ただし、注意点は60歳になるまではお金を引き出せないことです。

 

――つまり民間版の年金のようなものですね?

 

木下 そうです。ローリスクではありますが、貯金が軌道に乗っている方ならやってみるのもよいと思います。

 

さらに、NISAは株や投資信託に投資をして、配当金が出た際、年間120万円までの投資に対する収益が非課税というものです。つまり、途中で売らないことを前提に、限りなく固い株式銘柄に投資をして、それをずっと持ち続ける。配当金が入ってくるけど、税金が取られない。しかも、銀行の利息よりもよいということになります。

 

――外貨での定期預金はどうですか?

 

木下 外貨預金も最近よく耳にしますね。利回りもよいので魅力的に見えますが、為替リスクがあるので日本円に換金する際に損をしてしまうこともあります。外貨預金をするのでしたら、この点も加味して考えておくべきだと思います。

――貯金や資金運用は何歳くらいから始めるのが理想でしょうか?

 

木下 やっぱり20代でしょうね。20代から貯金しておかないと、老後は食べられないと思っておくほうがよいでしょう。年代や家族構成によって異なる部分はありますが、やはり20代から貯金の意識付けをしておくに越したことはありません。20代だと、まだ結婚前の独身の方が多いと思いますから、ここでしっかりお金を貯めてほしいですね。結婚すると、どうしても独身時代よりもお金がかかってきますから。

 

――給料の何割くらいを貯金や運用に回すべきでしょうか?

 

木下 多ければ多い方がよいのですが、現実を踏まえると、最低でも2割。それよりも多くできるなら4割ぐらいがよいと思います。やがて結婚し、子どもが生まれた後も、この割合の貯金はキープすることが理想的。

 

40~50代を迎えると、一般的には給料がキャリアのなかで最も多くなりますが、高等教育に進学する子どもがいる場合は教育費が最も高くなります。このときは貯金額が下がってもいいのですが、その程度は、それまでにどれだけ貯金をしていたかによって変わります。

 

過剰にケチをしろと言っている訳ではありません。

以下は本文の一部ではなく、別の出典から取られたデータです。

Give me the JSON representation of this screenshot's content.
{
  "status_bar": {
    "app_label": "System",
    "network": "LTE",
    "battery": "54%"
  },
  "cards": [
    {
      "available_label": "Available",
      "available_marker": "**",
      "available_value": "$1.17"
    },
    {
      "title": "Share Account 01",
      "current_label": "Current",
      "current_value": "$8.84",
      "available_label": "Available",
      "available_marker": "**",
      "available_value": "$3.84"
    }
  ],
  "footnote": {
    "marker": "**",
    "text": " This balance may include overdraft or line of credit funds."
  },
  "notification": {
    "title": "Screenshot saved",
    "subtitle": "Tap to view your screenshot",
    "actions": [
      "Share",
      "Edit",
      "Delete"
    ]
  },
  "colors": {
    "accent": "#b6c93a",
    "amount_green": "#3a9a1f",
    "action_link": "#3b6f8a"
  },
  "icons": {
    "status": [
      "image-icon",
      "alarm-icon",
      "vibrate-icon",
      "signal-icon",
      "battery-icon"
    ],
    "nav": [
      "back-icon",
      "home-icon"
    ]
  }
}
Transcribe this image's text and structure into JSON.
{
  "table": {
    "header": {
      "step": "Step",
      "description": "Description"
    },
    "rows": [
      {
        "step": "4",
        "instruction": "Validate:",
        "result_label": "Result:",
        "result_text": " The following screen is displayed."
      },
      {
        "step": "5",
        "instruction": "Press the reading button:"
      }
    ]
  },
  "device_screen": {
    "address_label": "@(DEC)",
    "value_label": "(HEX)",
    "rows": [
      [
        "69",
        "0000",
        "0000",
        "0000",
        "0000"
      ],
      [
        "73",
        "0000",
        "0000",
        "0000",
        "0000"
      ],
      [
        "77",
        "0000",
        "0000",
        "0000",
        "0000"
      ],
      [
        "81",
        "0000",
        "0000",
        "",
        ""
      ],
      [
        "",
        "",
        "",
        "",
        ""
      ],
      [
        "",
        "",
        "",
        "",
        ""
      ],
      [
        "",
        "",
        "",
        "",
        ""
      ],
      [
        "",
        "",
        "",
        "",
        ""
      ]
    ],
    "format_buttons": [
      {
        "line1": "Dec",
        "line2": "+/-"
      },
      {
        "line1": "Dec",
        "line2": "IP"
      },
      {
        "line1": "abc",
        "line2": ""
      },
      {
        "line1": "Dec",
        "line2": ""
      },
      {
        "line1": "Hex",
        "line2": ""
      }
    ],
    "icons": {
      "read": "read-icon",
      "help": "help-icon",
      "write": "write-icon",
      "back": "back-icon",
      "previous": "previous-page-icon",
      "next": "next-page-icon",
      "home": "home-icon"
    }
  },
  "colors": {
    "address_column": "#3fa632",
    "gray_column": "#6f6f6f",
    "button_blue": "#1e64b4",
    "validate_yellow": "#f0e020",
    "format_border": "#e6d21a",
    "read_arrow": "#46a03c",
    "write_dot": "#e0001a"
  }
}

現実問題としてお金は将来絶対に必要ですから、常に「入るを量りて出ずるを制す」を心がけておいてほしいと思います。

貯金は無意味という主張のなかには、「人生の目的が貯金になる」「20代は貯金ではなく、知識や自分の可能性を広げるためにお金を使え」と論じているものもあり、それらには確かに一理あります。しかし、いまがよくても、将来に何が起こるかは誰にもわかりません。それでも、何が起きてもいいように準備をしておくことは可能。古典に学べば、例えば、二宮尊徳が勤倹の法則を説いています。昔から伝わる日本人の知恵を現代に合わせながら活用する。木下さんのアドバイスにはそんな意味も込められているのかもしれません。